Finding the Balance in Parenting


Basically, there are 3 types of parents.

1. Drill Sergeants: With these parents, "The Rules" are very clearly established by the parents. The kids have little or no opportunity to negotiate. Clarity isn't a bad thing, but unrealistic expectations are. When we have unrealistic expectations, we just set our kids up to fail. These are the parents who ground their kids for getting a B on their report card. When "rules" are broken these parents move swiftly and often harshly. Also, in the church community, these can also be the kids who are forced to be at church every time the door is open.

The result: These parents are at a high risk of having "rebels" on their hands. The "tight ship" often drives kids to "jump ship."

2. Whatever Parents: These parents are lazy, inconsistent or both. On Monday, we have rules, but by Wednesday we have none, or expectations are never articulated. This can be the result of wanting to be our kids "buddies," so these parents don't set clear boundaries. Also, if boundaries are set, the follow through is often inconsistent.

The result: These kids will often be very confused, because of lack of clarity. Also, they are likely to be "testers." They will do things that they think might be wrong, but they are looking for parental reaction. Their bad behavior is often a cry for guidance or attention.

3.Balanced Parents: These parents have some bedrock absolutes, but they are also willing to negotiate on less significant matters, if the kids have the basics down. When it comes to school, these parents expect their kids to do their best. As these children move on successfully in their development they earn trust and are given more freedom of choice. When it comes to matters of church, participation is the norm, but options are also available under special circumstances. And, things like forcing a child to sit through an adult Bible study that they don't want to attend, with no children's activities available don't happen with these parents.

The Result: These children feel secure. They know what the boundaries are, and realize {most of the time} that their parents love them and have their best interests in mind. As these kids grow up, they are the most likely to move successfully into healthy adulthood.


"Shooting Blanks"

One of the most common mistakes I see parents make is telling their kids that their behavior is wrong and there will be consequences. But the parent rarely follows through with the consequences.

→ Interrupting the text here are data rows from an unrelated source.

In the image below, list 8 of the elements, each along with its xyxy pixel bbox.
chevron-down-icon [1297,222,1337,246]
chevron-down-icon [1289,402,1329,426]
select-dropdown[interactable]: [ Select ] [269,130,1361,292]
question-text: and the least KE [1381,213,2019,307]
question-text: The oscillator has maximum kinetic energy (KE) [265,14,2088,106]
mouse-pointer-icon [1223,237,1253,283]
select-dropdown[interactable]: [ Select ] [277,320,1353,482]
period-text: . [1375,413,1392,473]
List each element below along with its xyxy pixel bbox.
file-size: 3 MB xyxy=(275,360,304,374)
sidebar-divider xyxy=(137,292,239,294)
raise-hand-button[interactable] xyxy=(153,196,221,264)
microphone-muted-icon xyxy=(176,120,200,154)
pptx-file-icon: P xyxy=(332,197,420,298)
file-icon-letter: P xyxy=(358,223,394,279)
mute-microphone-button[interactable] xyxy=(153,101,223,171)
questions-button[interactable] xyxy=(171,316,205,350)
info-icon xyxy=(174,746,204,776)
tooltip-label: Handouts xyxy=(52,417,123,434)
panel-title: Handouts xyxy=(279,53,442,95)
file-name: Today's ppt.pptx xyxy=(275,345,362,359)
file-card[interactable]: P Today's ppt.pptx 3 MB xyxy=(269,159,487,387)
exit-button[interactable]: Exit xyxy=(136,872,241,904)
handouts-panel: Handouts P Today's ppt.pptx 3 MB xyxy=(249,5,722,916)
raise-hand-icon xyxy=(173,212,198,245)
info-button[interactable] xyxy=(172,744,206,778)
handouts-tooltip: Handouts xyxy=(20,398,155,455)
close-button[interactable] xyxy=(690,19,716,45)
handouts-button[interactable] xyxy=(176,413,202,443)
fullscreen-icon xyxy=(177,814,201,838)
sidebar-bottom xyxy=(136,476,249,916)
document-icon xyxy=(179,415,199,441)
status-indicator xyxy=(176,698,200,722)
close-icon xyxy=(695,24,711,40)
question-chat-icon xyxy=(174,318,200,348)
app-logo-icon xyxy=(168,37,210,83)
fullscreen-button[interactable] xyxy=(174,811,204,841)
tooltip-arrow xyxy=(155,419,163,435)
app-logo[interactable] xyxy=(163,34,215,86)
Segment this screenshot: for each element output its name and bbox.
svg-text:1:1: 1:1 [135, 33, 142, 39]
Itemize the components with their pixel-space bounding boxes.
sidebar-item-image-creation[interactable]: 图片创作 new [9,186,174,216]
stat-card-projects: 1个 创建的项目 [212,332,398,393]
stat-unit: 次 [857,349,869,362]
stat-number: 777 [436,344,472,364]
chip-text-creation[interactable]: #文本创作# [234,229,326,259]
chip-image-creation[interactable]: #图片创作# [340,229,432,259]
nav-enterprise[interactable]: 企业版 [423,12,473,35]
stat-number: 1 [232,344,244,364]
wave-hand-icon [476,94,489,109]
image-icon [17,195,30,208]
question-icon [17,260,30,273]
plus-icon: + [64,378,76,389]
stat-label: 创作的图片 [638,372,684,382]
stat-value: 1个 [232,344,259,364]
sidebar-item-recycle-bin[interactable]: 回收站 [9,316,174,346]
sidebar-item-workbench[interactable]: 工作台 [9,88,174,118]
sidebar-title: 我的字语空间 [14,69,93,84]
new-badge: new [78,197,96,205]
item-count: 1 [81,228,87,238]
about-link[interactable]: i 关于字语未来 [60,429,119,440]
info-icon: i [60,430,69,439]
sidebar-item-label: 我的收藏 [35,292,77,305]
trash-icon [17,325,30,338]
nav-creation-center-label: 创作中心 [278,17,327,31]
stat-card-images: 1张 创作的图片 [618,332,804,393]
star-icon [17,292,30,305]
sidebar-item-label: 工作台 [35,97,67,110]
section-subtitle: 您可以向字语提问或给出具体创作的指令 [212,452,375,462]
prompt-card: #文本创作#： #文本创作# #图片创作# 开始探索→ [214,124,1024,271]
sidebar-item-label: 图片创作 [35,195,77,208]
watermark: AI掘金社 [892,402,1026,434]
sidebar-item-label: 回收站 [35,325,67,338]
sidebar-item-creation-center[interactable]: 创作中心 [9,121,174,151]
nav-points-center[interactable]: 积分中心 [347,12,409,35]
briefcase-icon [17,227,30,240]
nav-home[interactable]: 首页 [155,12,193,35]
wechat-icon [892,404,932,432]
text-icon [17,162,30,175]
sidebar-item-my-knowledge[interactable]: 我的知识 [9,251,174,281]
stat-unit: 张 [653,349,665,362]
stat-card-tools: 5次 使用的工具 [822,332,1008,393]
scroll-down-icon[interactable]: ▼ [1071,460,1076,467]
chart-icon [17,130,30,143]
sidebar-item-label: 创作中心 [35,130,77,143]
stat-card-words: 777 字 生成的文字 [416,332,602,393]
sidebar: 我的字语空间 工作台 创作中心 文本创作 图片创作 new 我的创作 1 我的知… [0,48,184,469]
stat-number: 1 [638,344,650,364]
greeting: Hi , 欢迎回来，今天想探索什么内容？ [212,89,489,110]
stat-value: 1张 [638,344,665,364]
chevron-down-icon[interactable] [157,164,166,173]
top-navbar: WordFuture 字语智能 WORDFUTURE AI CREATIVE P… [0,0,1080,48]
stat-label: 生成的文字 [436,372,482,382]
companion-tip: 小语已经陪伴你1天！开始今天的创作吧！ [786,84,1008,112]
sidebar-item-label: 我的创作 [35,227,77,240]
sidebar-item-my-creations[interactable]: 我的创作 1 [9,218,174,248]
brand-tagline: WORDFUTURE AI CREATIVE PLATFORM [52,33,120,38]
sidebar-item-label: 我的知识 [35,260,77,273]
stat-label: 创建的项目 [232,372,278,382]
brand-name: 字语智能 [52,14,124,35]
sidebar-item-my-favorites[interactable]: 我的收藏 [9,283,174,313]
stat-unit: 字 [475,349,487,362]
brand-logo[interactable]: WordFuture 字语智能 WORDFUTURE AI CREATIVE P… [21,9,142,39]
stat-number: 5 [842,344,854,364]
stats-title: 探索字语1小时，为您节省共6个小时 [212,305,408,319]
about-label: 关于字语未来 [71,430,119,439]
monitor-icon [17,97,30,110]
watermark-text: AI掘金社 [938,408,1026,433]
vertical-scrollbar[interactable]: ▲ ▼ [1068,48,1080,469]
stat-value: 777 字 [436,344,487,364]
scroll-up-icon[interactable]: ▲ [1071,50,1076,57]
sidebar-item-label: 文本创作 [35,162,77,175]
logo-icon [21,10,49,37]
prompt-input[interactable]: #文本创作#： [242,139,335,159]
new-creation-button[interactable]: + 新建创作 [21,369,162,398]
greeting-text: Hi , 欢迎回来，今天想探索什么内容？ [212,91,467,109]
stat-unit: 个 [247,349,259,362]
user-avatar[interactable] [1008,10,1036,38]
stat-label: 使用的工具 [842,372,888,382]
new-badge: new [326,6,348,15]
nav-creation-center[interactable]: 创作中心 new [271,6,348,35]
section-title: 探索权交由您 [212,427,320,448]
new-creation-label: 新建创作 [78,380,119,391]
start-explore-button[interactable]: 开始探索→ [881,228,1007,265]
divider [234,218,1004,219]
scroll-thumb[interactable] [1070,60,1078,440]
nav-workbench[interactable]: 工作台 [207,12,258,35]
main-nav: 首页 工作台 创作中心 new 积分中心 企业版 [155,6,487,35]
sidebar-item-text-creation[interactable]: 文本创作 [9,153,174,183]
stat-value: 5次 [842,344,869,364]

This sends an unfortunately clear message to children: You can pretty much do whatever you want, because the threatened consequences are idol threats. It's kind of like the sheriff in town loading his gun with blanks, and every bad guy in town knows it.

Parental Consistency

Mom & Dad, you are a team. Before the ground rules are set for the kids, the 2 of you need to be in agreement about what they are. So, if Junior asks mom or dad for permission to do something, he should get the same answer from both parents.

Now, if Junior throws you an unexpected curve ball, don't be afraid to say, "I'll need to think about that and discuss it with your mom/dad, and WE'LL get back to you.

Parents, if you don’t work together, your kids will learn very quickly how to play you like a fiddle.